Tra meno di un anno si vota per le cantonali (7 aprile 2019). Si prevede che l’esecutivo – ovvero il Consiglio di Stato – rimarrà immutato, salvo sorprese dell’ultima ora (scandali, sgambetti, sconfessioni). Tutti gli uscenti puntano alla riconferma. Più vivace sarà invece la contesa per i seggi del Gran Consiglio.
Dopo i trabalzoni delle ultime tornate elettorali, determinati dall’avanzata della Lega, il Ticino non esprime più ansie di cambiamenti radicali. Il quadrante dei fronti appare stabile, così come il principio della collegialità governativa su base proporzionale. Questo non significa che sotto il pelo dell’acqua regni una quiete fangosa. Finita l’estate, gli stati maggiori si rimetteranno al lavoro per studiare piattaforme programmatiche e perfezionare strategie. Solo allora si capirà se gli iscritti (la «base») manifesteranno insofferenza verso i loro rappresentanti in governo (qualche segno in tal senso è già emerso nel corso dei recenti «affaires»).
Se il cantone sta fermo o quasi, oltre frontiera tutto è agitazione. Difficile pensare che le convulsioni italiane non rimbalzino nel microcosmo ticinese, sotto forma di tic linguistici e retorici, comportamenti, concetti, suggestioni di varia natura. L’appartenenza ad un’altra cultura politica (quella confederata) non ha mai impedito di recepire ed assorbire pregi e difetti maturati nelle sempre ubertose terre italiche. Nonostante il crescente distacco intervenuto negli ultimi anni verso l’Italia per le ragioni a tutti note, l’elettorato ticinese rimane sensibile agli umori che fanno vibrare la penisola. Una rete farcita di politica come La7 di Enrico Mentana conta un buon numero di telespettatori anche nell’Insubria elvetica. D’altronde è impossibile scrivere la storia del nostro cantone prescindendo dalle influenze esercitate dall’Italia politica sui partiti e la stampa al di qua del confine. Si pensi solo ai numerosi pubblicisti d’origine lombarda che fin dall’Ottocento trovarono un’occupazione nelle redazioni della piccola repubblica ticinese.

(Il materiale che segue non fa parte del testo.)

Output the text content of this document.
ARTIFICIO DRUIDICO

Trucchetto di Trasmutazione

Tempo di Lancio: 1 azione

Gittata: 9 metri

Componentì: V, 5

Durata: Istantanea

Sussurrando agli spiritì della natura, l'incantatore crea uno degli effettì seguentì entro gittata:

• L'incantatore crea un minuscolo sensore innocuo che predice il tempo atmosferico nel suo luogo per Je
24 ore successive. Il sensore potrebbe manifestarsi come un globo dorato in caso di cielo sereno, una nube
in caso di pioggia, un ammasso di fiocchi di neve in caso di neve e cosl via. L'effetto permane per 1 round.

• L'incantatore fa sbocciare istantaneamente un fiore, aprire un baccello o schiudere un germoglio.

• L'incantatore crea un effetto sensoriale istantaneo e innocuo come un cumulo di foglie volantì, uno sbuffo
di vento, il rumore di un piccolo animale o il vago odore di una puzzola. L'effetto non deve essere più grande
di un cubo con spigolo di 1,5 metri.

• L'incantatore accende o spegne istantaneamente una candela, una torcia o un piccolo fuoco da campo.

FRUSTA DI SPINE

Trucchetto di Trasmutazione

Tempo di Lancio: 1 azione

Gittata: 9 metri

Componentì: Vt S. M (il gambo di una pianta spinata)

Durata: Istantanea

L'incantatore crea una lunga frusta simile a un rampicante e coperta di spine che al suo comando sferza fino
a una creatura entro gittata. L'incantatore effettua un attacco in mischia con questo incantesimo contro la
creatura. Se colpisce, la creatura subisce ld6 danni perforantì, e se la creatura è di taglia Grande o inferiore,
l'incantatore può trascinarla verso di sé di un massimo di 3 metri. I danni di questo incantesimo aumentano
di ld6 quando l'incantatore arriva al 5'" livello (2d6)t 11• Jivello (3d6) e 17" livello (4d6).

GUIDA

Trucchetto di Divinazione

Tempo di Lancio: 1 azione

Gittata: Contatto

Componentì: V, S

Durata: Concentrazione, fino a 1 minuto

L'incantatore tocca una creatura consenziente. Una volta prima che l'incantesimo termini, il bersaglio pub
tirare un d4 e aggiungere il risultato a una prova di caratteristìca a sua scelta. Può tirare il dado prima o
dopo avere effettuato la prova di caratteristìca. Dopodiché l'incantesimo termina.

E già che siamo in tema (la stampa), quale sarà questa volta il ruolo dei quotidiani e dei settimanali nell’orientare le scelte dell’elettore? Ovunque l’eclisse delle testate tradizionali, nate tra Otto e Novecento, sta trascinando con sé anche le figure del giornalista-opinionista e dell’intellettuale che contribuiva a guidare/indirizzare la platea dei lettori-elettori. Negli ultimi anni questo legame si è andato sfilacciando. Il lettore-elettore si è via via sganciato dai canali cartacei per buttarsi nella rete, in particolare nei media sociali o «social», uno spazio non più presidiato dai cultori delle belle lettere ma dai pubblicitari, dai grafici e dai suggeritori. Si ha insomma l’impressione che la formazione dell’opinione pubblica non dipenda più (o dipenda sempre meno) dalla penna di raffinati editorialisti, ma da una raffica di commenti sgorganti da incontrollabili travasi di bile. Tra qualche mese sapremo come reagiranno i partiti a queste nuove frontiere della comunicazione, già protagoniste altrove di gravi sconquassi per la democrazia.
I partiti dovranno poi armare i loro carri da battaglia con temi di sicura presa. Negli ultimi appuntamenti hanno occupato l’agenda questioni come l’afflusso dei frontalieri, la gestione dei profughi, la sicurezza e i rapporti con Berna: argomenti che pur rimanendo sul tappeto come oggetto di continua negoziazione non sembrano più in grado di suscitare ondate emotive traducibili in voti. Maggior incidenza avranno invece argomenti come l’incremento vertiginoso della spesa sanitaria, con i relativi costi per gli assicurati; la paralisi del traffico nei centri urbani e sull’asse autostradale Chiasso-Lugano; la cementificazione del territorio; le famiglie del ceto medio sospinte verso il basso dalla soma di tasse e balzelli.
Infine bisognerà tener d’occhio le tendenze di lungo periodo, com’è ormai il caso in tutte le «decadenti» società occidentali: l’invecchiamento della popolazione, fenomeno dalle molteplici implicazioni, dalle case di riposo alla qualità delle cure infermieristiche; la formazione scolastica e professionale delle giovani generazioni, alle prese con un universo produttivo sempre più mobile e imprevedibile; l’urgenza di salvaguardare le risorse naturali e ciò che rimane in piedi del passato. «Vaste programme», con tanti auguri ai candidati vecchi e nuovi in procinto di scendere nell’arena.